Just a few months after receiving a major donation and announcing plans for building renovation, the J.B. Speed Art Museum on the University of Louisville campus has released word this week of plans to undergo a renovation of another kind.
Besides “the continuation of plans for expanding and revitalizing its facility,” the museum announced via a press release statement that it is planning “a comprehensive analysis of the Museum’s collection, and new exhibition and programming strategies.”
So what does this mean, exactly?
First, according to the release, “Director Charles L. Venable, along with the Speed’s curatorial staff, a team of eminent art historians and scholars, and in consultation with Trustee leadership, is in the midst of a comprehensive and systematic review of the Museum’s 14,000-piece collection.“
Some of those helping with this collection review include national and international experts such as Dr. Walter Liedke of the Metropolitan Museum of Art in New York City and Michael Gregory of Arnold Wiggins and Sons in London.
At this point, the team is said to be half-way through the museum collection and “their scholarship is shedding new light on the significance of key pieces,” and strengthening the accuracy of information the museum will be able to offer.
Also as a part of these efforts, the museum will soon unveil an online, searchable database of its entire collection. The first phase of this database is hoped to be operational this fall.

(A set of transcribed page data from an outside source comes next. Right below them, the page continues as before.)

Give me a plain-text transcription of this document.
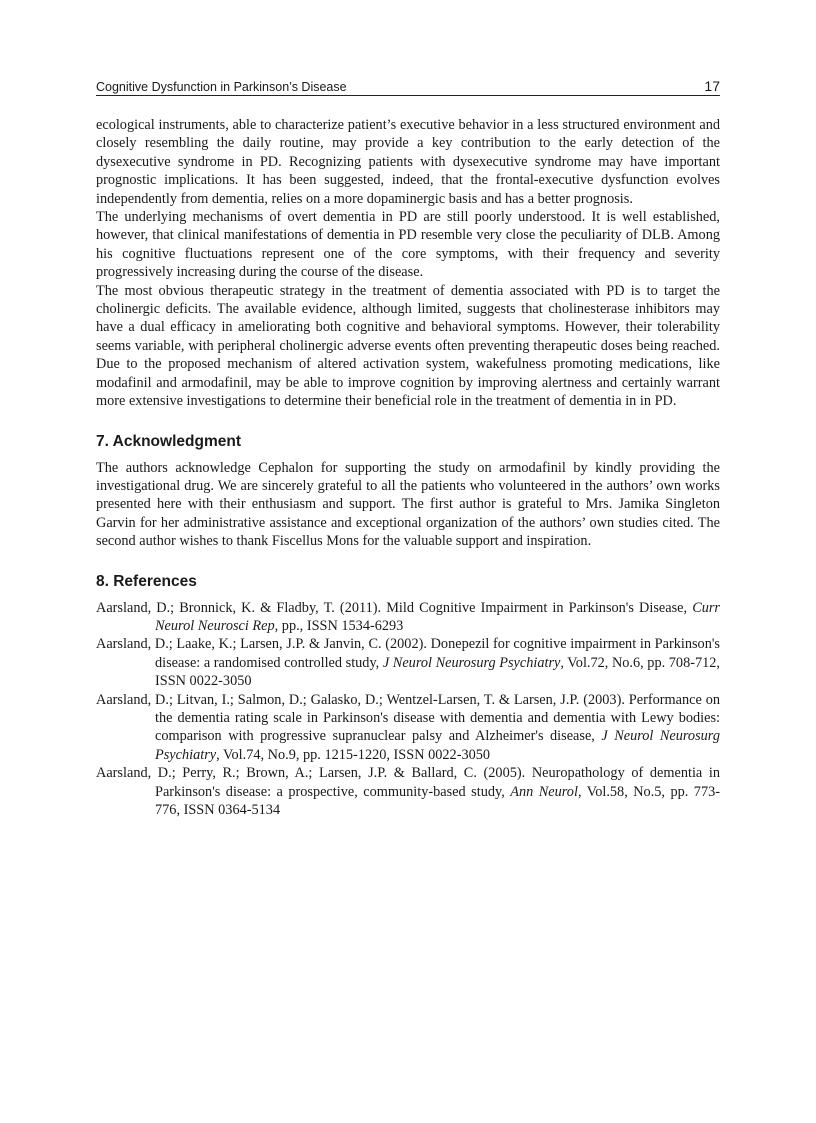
Cognitive Dysfunction in Parkinson’s Disease	17

ecological instruments, able to characterize patient’s executive behavior in a less structured environment and closely resembling the daily routine, may provide a key contribution to the early detection of the dysexecutive syndrome in PD. Recognizing patients with dysexecutive syndrome may have important prognostic implications. It has been suggested, indeed, that the frontal-executive dysfunction evolves independently from dementia, relies on a more dopaminergic basis and has a better prognosis.

The underlying mechanisms of overt dementia in PD are still poorly understood. It is well established, however, that clinical manifestations of dementia in PD resemble very close the peculiarity of DLB. Among his cognitive fluctuations represent one of the core symptoms, with their frequency and severity progressively increasing during the course of the disease.

The most obvious therapeutic strategy in the treatment of dementia associated with PD is to target the cholinergic deficits. The available evidence, although limited, suggests that cholinesterase inhibitors may have a dual efficacy in ameliorating both cognitive and behavioral symptoms. However, their tolerability seems variable, with peripheral cholinergic adverse events often preventing therapeutic doses being reached. Due to the proposed mechanism of altered activation system, wakefulness promoting medications, like modafinil and armodafinil, may be able to improve cognition by improving alertness and certainly warrant more extensive investigations to determine their beneficial role in the treatment of dementia in in PD.

7. Acknowledgment

The authors acknowledge Cephalon for supporting the study on armodafinil by kindly providing the investigational drug. We are sincerely grateful to all the patients who volunteered in the authors’ own works presented here with their enthusiasm and support. The first author is grateful to Mrs. Jamika Singleton Garvin for her administrative assistance and exceptional organization of the authors’ own studies cited. The second author wishes to thank Fiscellus Mons for the valuable support and inspiration.

8. References

Aarsland, D.; Bronnick, K. & Fladby, T. (2011). Mild Cognitive Impairment in Parkinson's Disease, Curr Neurol Neurosci Rep, pp., ISSN 1534-6293

Aarsland, D.; Laake, K.; Larsen, J.P. & Janvin, C. (2002). Donepezil for cognitive impairment in Parkinson's disease: a randomised controlled study, J Neurol Neurosurg Psychiatry, Vol.72, No.6, pp. 708-712, ISSN 0022-3050

Aarsland, D.; Litvan, I.; Salmon, D.; Galasko, D.; Wentzel-Larsen, T. & Larsen, J.P. (2003). Performance on the dementia rating scale in Parkinson's disease with dementia and dementia with Lewy bodies: comparison with progressive supranuclear palsy and Alzheimer's disease, J Neurol Neurosurg Psychiatry, Vol.74, No.9, pp. 1215-1220, ISSN 0022-3050

Aarsland, D.; Perry, R.; Brown, A.; Larsen, J.P. & Ballard, C. (2005). Neuropathology of dementia in Parkinson's disease: a prospective, community-based study, Ann Neurol, Vol.58, No.5, pp. 773-776, ISSN 0364-5134
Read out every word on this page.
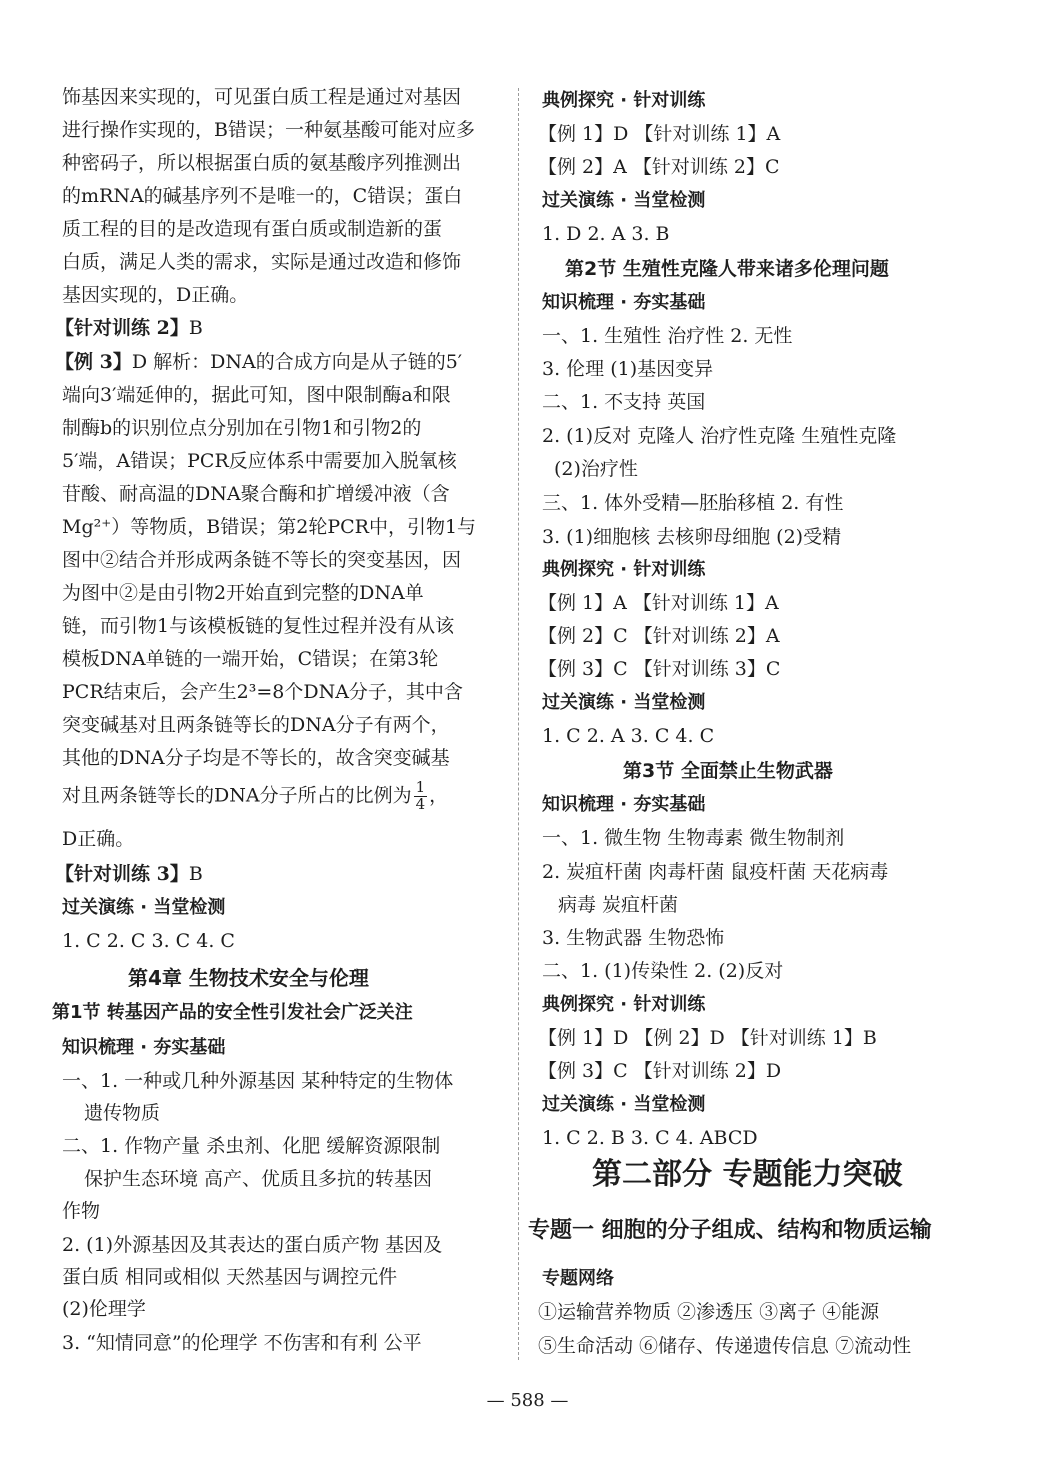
饰基因来实现的，可见蛋白质工程是通过对基因
进行操作实现的，B错误；一种氨基酸可能对应多
种密码子，所以根据蛋白质的氨基酸序列推测出
的mRNA的碱基序列不是唯一的，C错误；蛋白
质工程的目的是改造现有蛋白质或制造新的蛋
白质，满足人类的需求，实际是通过改造和修饰
基因实现的，D正确。
【针对训练 2】B
【例 3】D 解析：DNA的合成方向是从子链的5′
端向3′端延伸的，据此可知，图中限制酶a和限
制酶b的识别位点分别加在引物1和引物2的
5′端，A错误；PCR反应体系中需要加入脱氧核
苷酸、耐高温的DNA聚合酶和扩增缓冲液（含
Mg²⁺）等物质，B错误；第2轮PCR中，引物1与
图中②结合并形成两条链不等长的突变基因，因
为图中②是由引物2开始直到完整的DNA单
链，而引物1与该模板链的复性过程并没有从该
模板DNA单链的一端开始，C错误；在第3轮
PCR结束后，会产生2³=8个DNA分子，其中含
突变碱基对且两条链等长的DNA分子有两个，
其他的DNA分子均是不等长的，故含突变碱基
对且两条链等长的DNA分子所占的比例为 $\frac{1}{4}$ ，
D正确。
【针对训练 3】B
过关演练 · 当堂检测
1. C 2. C 3. C 4. C
第4章 生物技术安全与伦理
第1节 转基因产品的安全性引发社会广泛关注
知识梳理 · 夯实基础
一、1. 一种或几种外源基因 某种特定的生物体
遗传物质
二、1. 作物产量 杀虫剂、化肥 缓解资源限制
保护生态环境 高产、优质且多抗的转基因
作物
2. (1)外源基因及其表达的蛋白质产物 基因及
蛋白质 相同或相似 天然基因与调控元件
(2)伦理学
3. “知情同意”的伦理学 不伤害和有利 公平
典例探究 · 针对训练
【例 1】D 【针对训练 1】A
【例 2】A 【针对训练 2】C
过关演练 · 当堂检测
1. D 2. A 3. B
第2节 生殖性克隆人带来诸多伦理问题
知识梳理 · 夯实基础
一、1. 生殖性 治疗性 2. 无性
3. 伦理 (1)基因变异
二、1. 不支持 英国
2. (1)反对 克隆人 治疗性克隆 生殖性克隆
(2)治疗性
三、1. 体外受精—胚胎移植 2. 有性
3. (1)细胞核 去核卵母细胞 (2)受精
典例探究 · 针对训练
【例 1】A 【针对训练 1】A
【例 2】C 【针对训练 2】A
【例 3】C 【针对训练 3】C
过关演练 · 当堂检测
1. C 2. A 3. C 4. C
第3节 全面禁止生物武器
知识梳理 · 夯实基础
一、1. 微生物 生物毒素 微生物制剂
2. 炭疽杆菌 肉毒杆菌 鼠疫杆菌 天花病毒
病毒 炭疽杆菌
3. 生物武器 生物恐怖
二、1. (1)传染性 2. (2)反对
典例探究 · 针对训练
【例 1】D 【例 2】D 【针对训练 1】B
【例 3】C 【针对训练 2】D
过关演练 · 当堂检测
1. C 2. B 3. C 4. ABCD
第二部分 专题能力突破
专题一 细胞的分子组成、结构和物质运输
专题网络
①运输营养物质 ②渗透压 ③离子 ④能源
⑤生命活动 ⑥储存、传递遗传信息 ⑦流动性
— 588 —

The second way in which the Speed is “renovating” its operation pertains to continuing efforts to offer programs and events that will “encourage visitors to engage with art in new ways.” The museum points to success in this area already with recent initiatives like the Art Sparks program (the Speed’s interactive education center), the Speed Concert Series, and the late-night Brown-Forman Art After Dark program that has combined “visual arts with contemporary music, film, and theater.” The museum plans to find further ways to keep the organizations programs fresh and attention-getting.